Reality television is a term thrown around a little too loosely nowadays. As long as a camera is rolling, and some person is willing to do something deemed interesting, then you have the recipe for TV success. The truth is that the majority of reality television is engaging, entertaining and even educational, but the “real” part is secondary.

Discovery Channel’s Yukon Men, which airs Friday nights at 10 p.m., is the real deal of reality television. This brutal, often difficult-to-watch series looks unflinchingly at a community in Tanana, Alaksa — a community simultaneously surrounded by vivid life and constant danger. Several of the decisions made by the folks in this small town are questionable, perhaps even wrong. But there’s no denying the truthfulness of the disclaimer that runs before each episode: The series, quite simply, details a rugged lifestyle where hunting and trapping is necessary to survive.

I’ve never been to Alaska. I’ve never endured sustained temperatures in the negative degrees. I’ve never looked in the freezer and watched the caribou meat dwindle to a few remaining pieces. This makes me different than these men, all of whom seem like good people with the community’s best interests at heart. This push-pull of respect for their lifestyle and revulsion over so much spilled blood is what makes Yukon Men must-see television.

The men of the community get ready for a caribou hunt — Photo courtesy of Discovery Channel

Watching these two father-son teams is eye-opening. Subsistence living is the polar opposite (pun intended) of what most people in the United States experience on a daily basis. But in Tanana, there doesn’t appear to be any franchises like Domino’s or McDonald’s. There doesn’t appear to be any Cheesecake Factories or readily accessible brand names like GAP, Abercrombie & Fitch and Gucci.

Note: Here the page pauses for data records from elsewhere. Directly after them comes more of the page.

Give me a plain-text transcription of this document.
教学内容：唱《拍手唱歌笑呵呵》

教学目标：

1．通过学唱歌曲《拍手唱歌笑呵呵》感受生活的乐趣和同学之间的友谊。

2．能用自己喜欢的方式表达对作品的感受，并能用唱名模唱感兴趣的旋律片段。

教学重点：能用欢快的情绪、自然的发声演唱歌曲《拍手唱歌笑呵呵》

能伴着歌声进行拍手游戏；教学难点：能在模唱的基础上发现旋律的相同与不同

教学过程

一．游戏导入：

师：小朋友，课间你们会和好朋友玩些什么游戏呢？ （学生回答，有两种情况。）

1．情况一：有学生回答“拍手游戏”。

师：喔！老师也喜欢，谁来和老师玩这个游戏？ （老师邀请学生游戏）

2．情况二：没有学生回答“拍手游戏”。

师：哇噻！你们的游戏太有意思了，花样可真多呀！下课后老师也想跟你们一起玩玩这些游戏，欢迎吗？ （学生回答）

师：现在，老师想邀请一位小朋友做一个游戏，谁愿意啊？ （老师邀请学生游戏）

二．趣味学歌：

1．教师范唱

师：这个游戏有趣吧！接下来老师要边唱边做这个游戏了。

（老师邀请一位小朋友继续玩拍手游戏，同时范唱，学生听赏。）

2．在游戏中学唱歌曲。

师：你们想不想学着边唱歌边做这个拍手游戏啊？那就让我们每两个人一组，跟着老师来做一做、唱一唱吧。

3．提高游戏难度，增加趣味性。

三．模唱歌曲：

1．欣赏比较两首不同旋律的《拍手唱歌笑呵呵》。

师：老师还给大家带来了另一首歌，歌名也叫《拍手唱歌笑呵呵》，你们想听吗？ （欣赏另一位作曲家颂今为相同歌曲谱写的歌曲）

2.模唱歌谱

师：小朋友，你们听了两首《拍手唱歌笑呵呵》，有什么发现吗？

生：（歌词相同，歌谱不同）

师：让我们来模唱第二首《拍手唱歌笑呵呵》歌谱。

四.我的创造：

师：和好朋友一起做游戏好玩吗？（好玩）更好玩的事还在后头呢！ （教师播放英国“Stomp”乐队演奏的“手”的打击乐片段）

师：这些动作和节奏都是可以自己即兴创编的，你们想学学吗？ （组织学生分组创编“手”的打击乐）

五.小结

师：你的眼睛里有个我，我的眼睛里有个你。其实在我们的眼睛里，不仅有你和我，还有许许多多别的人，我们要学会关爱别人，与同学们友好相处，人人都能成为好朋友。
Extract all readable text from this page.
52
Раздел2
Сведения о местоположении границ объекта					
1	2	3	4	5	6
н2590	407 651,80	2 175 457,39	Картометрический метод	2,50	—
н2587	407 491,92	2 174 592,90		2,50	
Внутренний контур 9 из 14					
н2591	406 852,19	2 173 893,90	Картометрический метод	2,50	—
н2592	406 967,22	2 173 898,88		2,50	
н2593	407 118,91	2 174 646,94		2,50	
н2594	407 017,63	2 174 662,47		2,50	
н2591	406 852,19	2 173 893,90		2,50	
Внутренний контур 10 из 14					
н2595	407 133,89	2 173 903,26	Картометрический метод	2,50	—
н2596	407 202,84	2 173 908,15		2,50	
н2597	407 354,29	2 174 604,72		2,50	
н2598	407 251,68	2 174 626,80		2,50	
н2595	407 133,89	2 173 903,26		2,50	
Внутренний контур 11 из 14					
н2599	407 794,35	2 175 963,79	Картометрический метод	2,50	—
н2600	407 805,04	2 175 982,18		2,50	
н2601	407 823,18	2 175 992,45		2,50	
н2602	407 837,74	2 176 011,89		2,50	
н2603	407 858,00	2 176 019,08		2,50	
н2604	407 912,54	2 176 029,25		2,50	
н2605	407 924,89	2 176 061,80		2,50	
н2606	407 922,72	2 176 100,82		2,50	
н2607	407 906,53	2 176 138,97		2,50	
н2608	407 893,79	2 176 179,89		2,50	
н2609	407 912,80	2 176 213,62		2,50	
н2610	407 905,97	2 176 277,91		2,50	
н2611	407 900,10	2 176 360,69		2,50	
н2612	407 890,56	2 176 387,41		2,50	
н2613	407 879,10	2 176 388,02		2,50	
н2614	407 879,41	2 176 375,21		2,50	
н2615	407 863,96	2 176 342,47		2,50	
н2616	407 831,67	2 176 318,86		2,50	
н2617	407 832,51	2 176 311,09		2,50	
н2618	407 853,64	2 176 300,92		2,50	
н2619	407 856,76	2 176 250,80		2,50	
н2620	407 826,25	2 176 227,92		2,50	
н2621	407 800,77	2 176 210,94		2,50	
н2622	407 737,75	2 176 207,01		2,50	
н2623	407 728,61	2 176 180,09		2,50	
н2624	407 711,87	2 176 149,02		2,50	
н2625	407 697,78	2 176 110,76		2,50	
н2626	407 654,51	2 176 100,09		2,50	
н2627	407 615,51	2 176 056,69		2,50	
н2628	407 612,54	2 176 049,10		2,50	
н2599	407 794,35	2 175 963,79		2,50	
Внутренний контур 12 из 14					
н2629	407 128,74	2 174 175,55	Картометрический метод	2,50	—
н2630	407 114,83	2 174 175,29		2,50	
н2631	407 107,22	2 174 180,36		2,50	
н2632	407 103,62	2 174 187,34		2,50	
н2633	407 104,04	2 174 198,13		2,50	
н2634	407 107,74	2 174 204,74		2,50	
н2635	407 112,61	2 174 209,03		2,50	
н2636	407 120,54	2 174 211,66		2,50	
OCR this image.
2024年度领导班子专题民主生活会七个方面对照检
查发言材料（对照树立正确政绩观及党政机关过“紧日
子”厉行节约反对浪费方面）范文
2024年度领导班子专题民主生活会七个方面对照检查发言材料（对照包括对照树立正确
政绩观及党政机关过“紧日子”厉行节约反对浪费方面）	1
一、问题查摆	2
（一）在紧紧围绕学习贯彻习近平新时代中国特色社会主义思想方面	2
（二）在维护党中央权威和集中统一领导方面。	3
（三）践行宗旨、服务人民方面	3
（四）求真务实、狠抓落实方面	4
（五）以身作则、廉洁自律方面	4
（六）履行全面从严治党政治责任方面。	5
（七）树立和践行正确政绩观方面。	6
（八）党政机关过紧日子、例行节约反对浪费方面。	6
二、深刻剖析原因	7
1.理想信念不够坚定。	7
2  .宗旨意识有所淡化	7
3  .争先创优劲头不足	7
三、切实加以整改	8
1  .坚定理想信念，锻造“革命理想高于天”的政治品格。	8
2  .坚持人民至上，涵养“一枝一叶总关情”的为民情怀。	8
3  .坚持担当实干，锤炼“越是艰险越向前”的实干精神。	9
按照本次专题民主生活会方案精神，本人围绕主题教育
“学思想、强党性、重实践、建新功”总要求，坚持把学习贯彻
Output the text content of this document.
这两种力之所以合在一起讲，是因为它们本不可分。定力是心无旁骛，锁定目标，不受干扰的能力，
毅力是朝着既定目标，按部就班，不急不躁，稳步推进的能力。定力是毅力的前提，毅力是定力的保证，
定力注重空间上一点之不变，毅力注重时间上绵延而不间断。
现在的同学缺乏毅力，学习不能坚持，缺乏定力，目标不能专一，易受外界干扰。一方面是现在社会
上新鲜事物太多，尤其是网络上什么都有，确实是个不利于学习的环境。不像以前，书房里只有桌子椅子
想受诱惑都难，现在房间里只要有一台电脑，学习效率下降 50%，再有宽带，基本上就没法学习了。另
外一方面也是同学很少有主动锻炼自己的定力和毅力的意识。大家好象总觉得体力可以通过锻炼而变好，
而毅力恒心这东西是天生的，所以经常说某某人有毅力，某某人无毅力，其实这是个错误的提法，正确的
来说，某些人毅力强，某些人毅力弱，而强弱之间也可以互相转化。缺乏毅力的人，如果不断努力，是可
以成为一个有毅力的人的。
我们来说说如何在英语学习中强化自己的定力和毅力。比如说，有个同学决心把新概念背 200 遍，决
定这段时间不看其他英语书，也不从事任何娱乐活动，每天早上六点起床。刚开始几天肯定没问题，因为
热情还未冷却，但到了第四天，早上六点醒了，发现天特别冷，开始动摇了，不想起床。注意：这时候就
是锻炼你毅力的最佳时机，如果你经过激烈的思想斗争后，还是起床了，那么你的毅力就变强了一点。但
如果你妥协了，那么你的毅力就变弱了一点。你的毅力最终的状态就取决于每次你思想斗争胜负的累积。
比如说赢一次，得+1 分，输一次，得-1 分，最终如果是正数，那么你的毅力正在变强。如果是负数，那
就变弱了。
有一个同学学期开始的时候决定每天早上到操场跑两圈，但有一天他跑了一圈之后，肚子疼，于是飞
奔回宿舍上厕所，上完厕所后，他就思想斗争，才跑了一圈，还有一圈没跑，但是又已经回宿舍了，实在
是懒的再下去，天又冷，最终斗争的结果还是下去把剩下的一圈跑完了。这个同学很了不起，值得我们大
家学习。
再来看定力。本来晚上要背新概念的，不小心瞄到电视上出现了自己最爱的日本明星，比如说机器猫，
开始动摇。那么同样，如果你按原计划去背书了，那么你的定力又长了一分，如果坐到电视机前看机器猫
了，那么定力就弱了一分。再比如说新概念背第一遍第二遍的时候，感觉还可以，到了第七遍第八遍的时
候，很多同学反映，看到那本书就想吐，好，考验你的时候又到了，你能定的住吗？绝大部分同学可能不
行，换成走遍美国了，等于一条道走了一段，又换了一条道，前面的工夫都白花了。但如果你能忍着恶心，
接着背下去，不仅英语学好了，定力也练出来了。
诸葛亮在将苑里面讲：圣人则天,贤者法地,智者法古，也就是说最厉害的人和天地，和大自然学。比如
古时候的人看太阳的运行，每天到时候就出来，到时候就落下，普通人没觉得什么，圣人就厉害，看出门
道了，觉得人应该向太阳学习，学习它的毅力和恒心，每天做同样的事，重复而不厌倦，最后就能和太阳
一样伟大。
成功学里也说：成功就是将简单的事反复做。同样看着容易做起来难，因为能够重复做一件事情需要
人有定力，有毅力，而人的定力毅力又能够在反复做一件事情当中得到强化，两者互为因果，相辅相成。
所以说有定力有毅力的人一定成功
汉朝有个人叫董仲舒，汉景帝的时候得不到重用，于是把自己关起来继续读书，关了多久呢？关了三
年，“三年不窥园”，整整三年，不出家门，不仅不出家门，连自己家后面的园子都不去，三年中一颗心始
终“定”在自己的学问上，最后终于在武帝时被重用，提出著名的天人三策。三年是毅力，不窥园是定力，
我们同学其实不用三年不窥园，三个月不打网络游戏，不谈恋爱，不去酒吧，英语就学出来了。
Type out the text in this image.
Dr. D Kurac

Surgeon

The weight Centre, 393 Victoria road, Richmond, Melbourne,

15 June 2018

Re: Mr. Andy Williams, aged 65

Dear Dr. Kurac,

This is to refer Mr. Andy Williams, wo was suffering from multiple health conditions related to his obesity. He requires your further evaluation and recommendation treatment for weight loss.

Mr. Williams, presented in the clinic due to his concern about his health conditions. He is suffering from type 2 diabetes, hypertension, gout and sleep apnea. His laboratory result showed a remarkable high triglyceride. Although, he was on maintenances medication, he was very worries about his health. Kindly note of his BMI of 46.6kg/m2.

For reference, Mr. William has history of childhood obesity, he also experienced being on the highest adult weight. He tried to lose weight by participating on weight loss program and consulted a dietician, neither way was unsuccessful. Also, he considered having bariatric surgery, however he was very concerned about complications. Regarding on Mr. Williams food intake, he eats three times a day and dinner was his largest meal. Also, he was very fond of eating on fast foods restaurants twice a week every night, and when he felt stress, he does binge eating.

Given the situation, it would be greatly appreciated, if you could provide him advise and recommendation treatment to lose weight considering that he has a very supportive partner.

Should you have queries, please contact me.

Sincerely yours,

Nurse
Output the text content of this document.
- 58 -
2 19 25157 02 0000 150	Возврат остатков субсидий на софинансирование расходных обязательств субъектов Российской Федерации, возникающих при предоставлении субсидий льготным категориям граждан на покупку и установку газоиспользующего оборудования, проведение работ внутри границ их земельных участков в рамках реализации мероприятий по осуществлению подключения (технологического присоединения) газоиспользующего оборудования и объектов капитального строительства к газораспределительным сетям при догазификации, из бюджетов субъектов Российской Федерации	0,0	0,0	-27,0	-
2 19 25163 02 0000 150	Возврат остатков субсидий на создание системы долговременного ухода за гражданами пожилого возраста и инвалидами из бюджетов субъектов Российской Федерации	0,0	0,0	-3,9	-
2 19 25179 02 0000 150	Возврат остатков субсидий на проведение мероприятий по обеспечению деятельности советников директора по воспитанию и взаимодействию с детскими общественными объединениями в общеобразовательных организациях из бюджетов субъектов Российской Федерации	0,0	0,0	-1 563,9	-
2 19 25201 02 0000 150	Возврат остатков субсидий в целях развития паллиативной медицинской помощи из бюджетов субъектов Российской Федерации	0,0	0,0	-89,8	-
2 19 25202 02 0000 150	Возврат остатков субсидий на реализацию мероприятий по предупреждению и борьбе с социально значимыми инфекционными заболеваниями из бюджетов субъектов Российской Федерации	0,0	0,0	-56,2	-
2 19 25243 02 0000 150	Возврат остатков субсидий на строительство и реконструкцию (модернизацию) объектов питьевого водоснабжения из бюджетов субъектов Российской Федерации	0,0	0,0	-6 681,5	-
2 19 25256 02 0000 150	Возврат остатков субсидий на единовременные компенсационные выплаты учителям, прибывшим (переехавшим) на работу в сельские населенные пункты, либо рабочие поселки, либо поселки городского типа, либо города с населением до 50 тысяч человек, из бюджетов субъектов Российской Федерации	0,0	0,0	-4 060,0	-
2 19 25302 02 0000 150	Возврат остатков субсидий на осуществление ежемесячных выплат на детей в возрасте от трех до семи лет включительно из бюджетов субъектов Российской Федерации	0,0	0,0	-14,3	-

Instead, there’s a community of a few hundred people, tucked up against the North Pole, living on a river that overflows its banks and causes both life and death on a seasonal basis.

In the span of a few episodes, the new Discovery show has displayed a caribou hunt, wolf hunt, geese hunting, trapping of animals for fur, an unfortunate death of a loved one on the river, a community facing no water, families facing no food or money, and a ton of snow and icy water. This is ruggedness to its core. There may be some “playing to the camera” in other shows, but that doesn’t appear to be the case with Yukon Men.

But even though the series shows how the people of Tanana are different from so many other towns, it’s the similarities that leave a lasting impression. Even in the cold wilderness of Alaska there are fathers willing to teach theirs sons a few lessons about life. There’s good people relying on the help of one another. There’s the need to mourn the dead. There’s chores for the young, responsibilities for the adults, and natural beauty for as far as the eye can see (this last one may be unique to Alaska).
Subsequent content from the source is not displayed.